If you cannot, then you need a stronger practical aid and more practical skill-based preparation, with self-discipline to support you when you capsize, not words, value judgements, or somebody else's theories, which cannot intellectually and emotionally help you when you are weak and need objectivity instead.
Across Britain in Fine Art, so much has been lost through modernism, since conventional academic drawing has been abandoned and these words themselves despised. I have mentioned before the difference between traditional drawing and modern drawing, but I hope we will see a return to common sense soon. And Leonardo, the worlds’ greatest painter, inventor, intellectual, thought that every new aspiring intellectual should complete a foundation art drawing course, for the help this provides in understanding and addressing life.
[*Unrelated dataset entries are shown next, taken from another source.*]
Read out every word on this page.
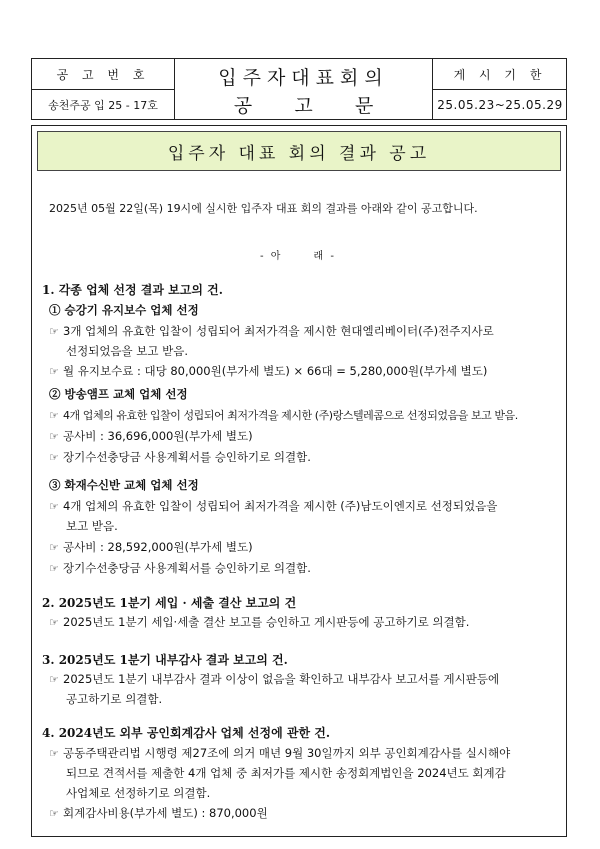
공 고 번 호
송천주공 입 25 - 17호
입주자대표회의
공       고       문
게 시 기 한
25.05.23~25.05.29
입주자 대표 회의 결과 공고
2025년 05월 22일(목) 19시에 실시한 입주자 대표 회의 결과를 아래와 같이 공고합니다.
- 아      래 -
1. 각종 업체 선정 결과 보고의 건.
① 승강기 유지보수 업체 선정
☞ 3개 업체의 유효한 입찰이 성립되어 최저가격을 제시한 현대엘리베이터(주)전주지사로
선정되었음을 보고 받음.
☞ 월 유지보수료 : 대당 80,000원(부가세 별도) × 66대 = 5,280,000원(부가세 별도)
② 방송앰프 교체 업체 선정
☞ 4개 업체의 유효한 입찰이 성립되어 최저가격을 제시한 (주)랑스텔레콤으로 선정되었음을 보고 받음.
☞ 공사비 : 36,696,000원(부가세 별도)
☞ 장기수선충당금 사용계획서를 승인하기로 의결함.
③ 화재수신반 교체 업체 선정
☞ 4개 업체의 유효한 입찰이 성립되어 최저가격을 제시한 (주)남도이엔지로 선정되었음을
보고 받음.
☞ 공사비 : 28,592,000원(부가세 별도)
☞ 장기수선충당금 사용계획서를 승인하기로 의결함.
2. 2025년도 1분기 세입 · 세출 결산 보고의 건
☞ 2025년도 1분기 세입·세출 결산 보고를 승인하고 게시판등에 공고하기로 의결함.
3. 2025년도 1분기 내부감사 결과 보고의 건.
☞ 2025년도 1분기 내부감사 결과 이상이 없음을 확인하고 내부감사 보고서를 게시판등에
공고하기로 의결함.
4. 2024년도 외부 공인회계감사 업체 선정에 관한 건.
☞ 공동주택관리법 시행령 제27조에 의거 매년 9월 30일까지 외부 공인회계감사를 실시해야
되므로 견적서를 제출한 4개 업체 중 최저가를 제시한 송정회계법인을 2024년도 회계감
사업체로 선정하기로 의결함.
☞ 회계감사비용(부가세 별도) : 870,000원
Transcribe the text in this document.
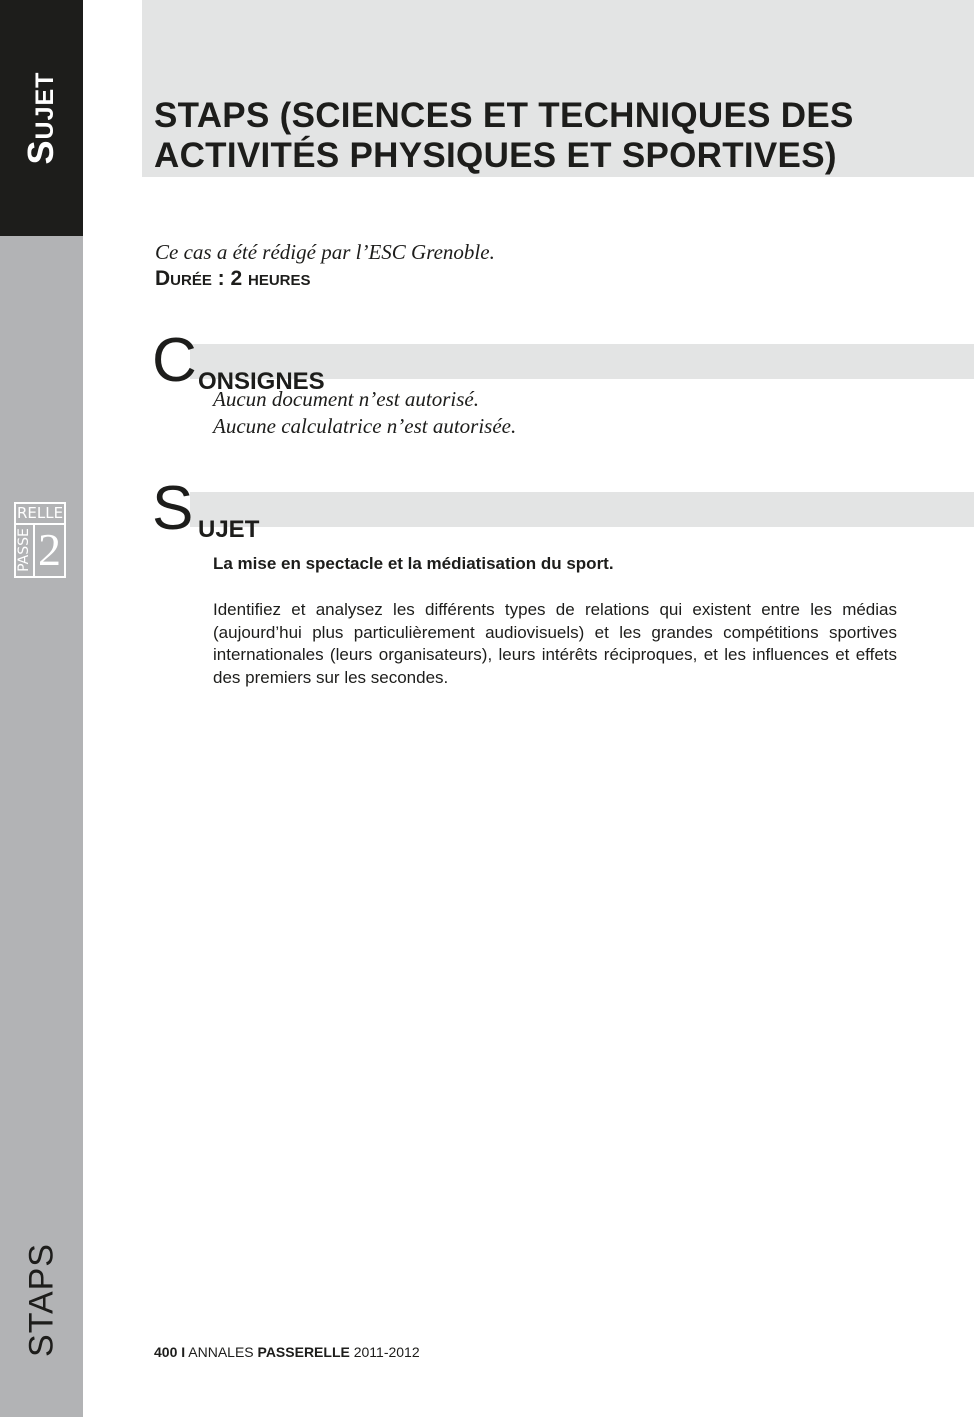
Sujet
RELLE
PASSE 2
STAPS
STAPS (SCIENCES ET TECHNIQUES DES ACTIVITÉS PHYSIQUES ET SPORTIVES)
Ce cas a été rédigé par l’ESC Grenoble.
Durée : 2 heures
C ONSIGNES
Aucun document n’est autorisé.
Aucune calculatrice n’est autorisée.
S UJET
La mise en spectacle et la médiatisation du sport.

Identifiez et analysez les différents types de relations qui existent entre les médias (aujourd’hui plus particulièrement audiovisuels) et les grandes compétitions sportives internationales (leurs organisateurs), leurs intérêts réciproques, et les influences et effets des premiers sur les secondes.

400 I ANNALES PASSERELLE 2011-2012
Today, in a world somewhat recently blinded by political correctness and a consequent blame culture, it is perhaps hard for people to openly admit to their mistakes, but having to be right all the time and never changing your mind, instead of sensibly and openly addressing the mistakes you make in study and life. Thus subjectivity notions, as excuses for failing to admit error, are poor red herrings, especially when you must face the truth as a reality in front of you with your art and life. Whereas visually with a good drawing there is a ring of truth which all can see. This is a common experience, it is not subjective. Much the same as in writing, when a clear voice comes down through the words, positive, convincing, offering an image of reality as well.
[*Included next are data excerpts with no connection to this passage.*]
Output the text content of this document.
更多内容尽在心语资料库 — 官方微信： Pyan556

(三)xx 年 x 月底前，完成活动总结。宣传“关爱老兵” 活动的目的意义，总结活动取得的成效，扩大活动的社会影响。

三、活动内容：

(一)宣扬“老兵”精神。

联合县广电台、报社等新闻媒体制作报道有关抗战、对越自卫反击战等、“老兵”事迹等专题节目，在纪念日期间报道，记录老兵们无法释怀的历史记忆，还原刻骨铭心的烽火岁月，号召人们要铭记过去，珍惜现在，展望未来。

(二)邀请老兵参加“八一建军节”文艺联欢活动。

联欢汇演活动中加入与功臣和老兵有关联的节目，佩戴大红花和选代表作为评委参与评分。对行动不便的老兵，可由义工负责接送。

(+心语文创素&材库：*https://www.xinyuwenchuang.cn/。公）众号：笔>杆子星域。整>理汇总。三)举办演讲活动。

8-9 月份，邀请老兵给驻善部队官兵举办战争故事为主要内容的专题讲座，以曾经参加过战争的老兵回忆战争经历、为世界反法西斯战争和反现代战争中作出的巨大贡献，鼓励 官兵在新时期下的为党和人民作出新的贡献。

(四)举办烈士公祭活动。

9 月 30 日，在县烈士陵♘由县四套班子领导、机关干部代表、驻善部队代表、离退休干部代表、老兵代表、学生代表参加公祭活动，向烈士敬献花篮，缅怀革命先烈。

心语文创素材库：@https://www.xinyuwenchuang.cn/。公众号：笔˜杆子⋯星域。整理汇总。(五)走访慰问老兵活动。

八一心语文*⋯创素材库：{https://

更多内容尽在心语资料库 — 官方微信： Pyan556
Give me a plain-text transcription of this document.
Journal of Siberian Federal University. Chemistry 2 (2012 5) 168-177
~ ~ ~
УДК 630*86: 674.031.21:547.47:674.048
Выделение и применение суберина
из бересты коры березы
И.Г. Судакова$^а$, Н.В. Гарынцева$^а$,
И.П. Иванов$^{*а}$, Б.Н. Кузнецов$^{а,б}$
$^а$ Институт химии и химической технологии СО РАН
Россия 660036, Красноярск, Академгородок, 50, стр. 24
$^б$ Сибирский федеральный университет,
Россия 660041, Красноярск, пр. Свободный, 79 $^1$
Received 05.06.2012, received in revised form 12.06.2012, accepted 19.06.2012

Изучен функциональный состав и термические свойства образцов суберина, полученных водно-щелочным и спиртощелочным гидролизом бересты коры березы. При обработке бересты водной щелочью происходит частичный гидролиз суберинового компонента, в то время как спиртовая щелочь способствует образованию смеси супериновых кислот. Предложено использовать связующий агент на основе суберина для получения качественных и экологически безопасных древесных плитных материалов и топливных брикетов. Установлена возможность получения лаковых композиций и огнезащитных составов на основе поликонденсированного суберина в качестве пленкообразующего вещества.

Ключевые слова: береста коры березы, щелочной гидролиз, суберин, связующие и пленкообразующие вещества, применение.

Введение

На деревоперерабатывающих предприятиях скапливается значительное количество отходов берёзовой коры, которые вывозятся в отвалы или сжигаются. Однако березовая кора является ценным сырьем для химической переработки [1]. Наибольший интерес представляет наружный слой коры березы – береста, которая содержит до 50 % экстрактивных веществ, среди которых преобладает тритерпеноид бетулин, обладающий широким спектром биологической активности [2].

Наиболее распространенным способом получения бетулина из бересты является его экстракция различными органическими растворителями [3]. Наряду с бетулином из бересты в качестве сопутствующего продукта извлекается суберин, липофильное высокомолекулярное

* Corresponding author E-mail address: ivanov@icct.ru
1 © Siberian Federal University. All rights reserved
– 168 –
So looking back to my days as a student I know the answers we all wanted were practical, simply to do with the accuracy of our work and the convincing, or otherwise, nature of our work academically at hand. While theories and opinions were all very fine, ours or others, but they were not the same as working from life. And I do remember talking about the intellectual challenges of doing this, of emotional swings, or roundabouts could often lead towards, unfortunately.
Yet learning from our mistakes is a natural way, intellectually no less than others, and this was often described as learning the hard way. However, I suspect this new modern approach, by continuing to applaud subjectivity, and especially with the addition of political correctness, this fearing and not wishing to be seen, or accepting our mistakes, will prove much the harder.